The old man looked back at the orderly, perched on the third freezer like a prospector who’d staked his claim. “Meat, potatoes,” the old man said, pointing at the first two freezers, “then down here we got liquids and desert. What’re the odds the label you’re sitting on says ‘veggies,’ or something like that?”

“Right you are, Watson,” the orderly said, hopping down from his freezer and revealing the label he’d covered with his butt. It read “Vegetables.”

“Your sleuthing brain isn’t frozen anymore.”

“Never was much of a mystery, was it? I mean, you knew the whole time what the labels said, didn’t you?”

The orderly shrugged, “Selbstverständlich. How not? I mean, I come here to get my lunch every day. But you were having such a good time.”

“You mean this whole … whole whatchamacallit, this, uh, this escapade! That’s the word. This whole escapade was just another therapy session?”

The orderly shrugged. “Better than the memory machine, eh?”

The old man nodded, “Much.”

“Good. But we better get outa here before Miss White Shoes returns or we’ll be personas non gratis.”

“But what’s in the sixth freezer? The one with Miscellaneous on the label?”

“Don’t know,” the orderly said. “Mystery for another day. C’mon.”

He grabbed the gurney and invited the old man to slide up on it for the ride back to his room. But the old man resisted. He wanted to know what was in that last freezer. With meat and potatoes and vegetables and drinks and dessert all taken care of, along with the staff food, what was left? What was begin hidden under the generic title MISC?

“When can we come back?” the old man asked.

The orderly took a long look at the old man. “You really care?”

“What else is there to amuse an old man in a hospital but gossip, games and … mysteries?”

“Okay. Tomorrow after breakfast has been cleared. I’ll bring a wheel chair this time.”

“I like the gurney.

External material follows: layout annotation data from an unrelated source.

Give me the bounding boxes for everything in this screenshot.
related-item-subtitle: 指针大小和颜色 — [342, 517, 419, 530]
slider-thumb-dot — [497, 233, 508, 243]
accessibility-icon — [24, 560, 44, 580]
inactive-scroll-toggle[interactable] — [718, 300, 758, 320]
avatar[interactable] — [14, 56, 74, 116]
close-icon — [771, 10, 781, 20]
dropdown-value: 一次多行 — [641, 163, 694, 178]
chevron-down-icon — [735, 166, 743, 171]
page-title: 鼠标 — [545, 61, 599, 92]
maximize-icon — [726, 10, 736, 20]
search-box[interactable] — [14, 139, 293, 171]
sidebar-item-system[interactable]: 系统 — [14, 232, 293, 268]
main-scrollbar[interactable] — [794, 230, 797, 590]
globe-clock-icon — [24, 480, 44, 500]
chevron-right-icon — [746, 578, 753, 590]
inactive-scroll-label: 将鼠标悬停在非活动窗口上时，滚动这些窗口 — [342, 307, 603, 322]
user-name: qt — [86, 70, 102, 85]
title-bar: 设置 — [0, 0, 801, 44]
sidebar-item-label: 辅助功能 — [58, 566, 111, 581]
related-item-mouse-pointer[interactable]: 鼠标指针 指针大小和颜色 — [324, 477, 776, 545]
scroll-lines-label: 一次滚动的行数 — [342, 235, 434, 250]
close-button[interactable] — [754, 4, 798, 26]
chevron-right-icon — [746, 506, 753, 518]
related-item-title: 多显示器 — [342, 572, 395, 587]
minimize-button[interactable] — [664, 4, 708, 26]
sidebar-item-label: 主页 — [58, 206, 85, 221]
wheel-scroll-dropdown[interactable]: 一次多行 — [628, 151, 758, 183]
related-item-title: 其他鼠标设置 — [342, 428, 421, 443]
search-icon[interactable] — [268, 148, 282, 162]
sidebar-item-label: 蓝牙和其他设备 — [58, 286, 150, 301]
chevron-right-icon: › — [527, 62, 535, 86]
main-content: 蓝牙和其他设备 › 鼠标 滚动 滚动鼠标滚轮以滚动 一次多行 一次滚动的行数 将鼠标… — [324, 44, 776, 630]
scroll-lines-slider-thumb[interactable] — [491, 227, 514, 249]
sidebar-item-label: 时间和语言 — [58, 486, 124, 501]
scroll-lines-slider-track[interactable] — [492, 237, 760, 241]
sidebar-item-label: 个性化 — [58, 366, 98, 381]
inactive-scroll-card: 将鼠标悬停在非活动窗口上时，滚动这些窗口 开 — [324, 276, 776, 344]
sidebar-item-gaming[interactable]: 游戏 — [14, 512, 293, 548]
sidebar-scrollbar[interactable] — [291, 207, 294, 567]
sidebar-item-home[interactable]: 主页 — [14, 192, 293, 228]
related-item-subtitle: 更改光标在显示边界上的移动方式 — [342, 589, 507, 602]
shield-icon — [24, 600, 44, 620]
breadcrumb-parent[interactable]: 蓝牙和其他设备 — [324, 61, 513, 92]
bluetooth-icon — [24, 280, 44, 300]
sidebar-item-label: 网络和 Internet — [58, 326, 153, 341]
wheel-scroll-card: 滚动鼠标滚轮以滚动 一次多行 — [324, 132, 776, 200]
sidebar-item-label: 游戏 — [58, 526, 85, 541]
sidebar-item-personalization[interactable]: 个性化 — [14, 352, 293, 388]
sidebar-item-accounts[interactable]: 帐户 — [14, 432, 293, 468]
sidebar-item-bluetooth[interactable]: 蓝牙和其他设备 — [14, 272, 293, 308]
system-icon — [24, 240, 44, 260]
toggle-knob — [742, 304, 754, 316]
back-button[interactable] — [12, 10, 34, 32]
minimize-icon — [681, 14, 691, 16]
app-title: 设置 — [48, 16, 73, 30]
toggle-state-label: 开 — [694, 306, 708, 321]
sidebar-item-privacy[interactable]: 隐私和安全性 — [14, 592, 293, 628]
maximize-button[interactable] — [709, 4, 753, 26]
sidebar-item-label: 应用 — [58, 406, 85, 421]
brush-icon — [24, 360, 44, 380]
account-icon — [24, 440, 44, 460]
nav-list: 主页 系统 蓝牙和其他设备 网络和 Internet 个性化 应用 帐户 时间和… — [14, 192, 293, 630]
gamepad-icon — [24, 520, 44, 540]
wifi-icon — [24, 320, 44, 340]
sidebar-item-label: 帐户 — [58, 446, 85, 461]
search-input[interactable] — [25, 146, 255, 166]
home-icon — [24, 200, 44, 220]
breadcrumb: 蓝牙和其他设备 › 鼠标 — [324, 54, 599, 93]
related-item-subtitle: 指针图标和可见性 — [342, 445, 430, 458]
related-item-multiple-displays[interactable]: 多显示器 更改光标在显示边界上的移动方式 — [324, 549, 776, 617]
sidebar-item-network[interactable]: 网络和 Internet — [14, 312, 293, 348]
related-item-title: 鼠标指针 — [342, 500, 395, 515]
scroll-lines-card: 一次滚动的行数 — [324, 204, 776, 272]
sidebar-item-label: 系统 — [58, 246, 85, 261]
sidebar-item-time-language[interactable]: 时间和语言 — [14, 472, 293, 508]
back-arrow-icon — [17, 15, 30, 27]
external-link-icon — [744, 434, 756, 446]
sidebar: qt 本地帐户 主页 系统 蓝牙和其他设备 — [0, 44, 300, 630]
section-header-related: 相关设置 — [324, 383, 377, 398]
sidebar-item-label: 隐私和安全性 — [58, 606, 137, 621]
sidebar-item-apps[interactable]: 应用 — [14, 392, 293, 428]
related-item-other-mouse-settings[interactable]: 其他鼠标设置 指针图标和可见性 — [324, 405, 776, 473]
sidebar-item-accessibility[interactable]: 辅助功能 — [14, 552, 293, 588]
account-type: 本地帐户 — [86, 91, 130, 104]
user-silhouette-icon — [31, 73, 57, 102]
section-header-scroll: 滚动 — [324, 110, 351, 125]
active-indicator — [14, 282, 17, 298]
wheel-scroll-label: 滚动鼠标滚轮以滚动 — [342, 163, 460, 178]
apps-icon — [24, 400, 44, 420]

More dangerous.”

“You got it. Anything else?”

The old man thought for a moment. “Yes,” he said, “a name.”

“A name?” the orderly said.

“For you. I need a name for you. Bring one tomorrow.”

The orderly smiled. “A name. Good idea. And a disguise. Can’t solve a mystery without a good disguise, right, Sherlock?”

The old man laughed. “I thought you were Sherlock and I was the bumbling but practical Dr Watson.”

“Don’t believe everything you hear. Or anything, for that matter. We’re all non campus minties around here.”

The old man slid up on top the gurney and the orderly pushed him into the long, sloping hallway.

“Besides,” Not-Brad said, “Watson might prove to be a better Sherlock than Holmes himself!”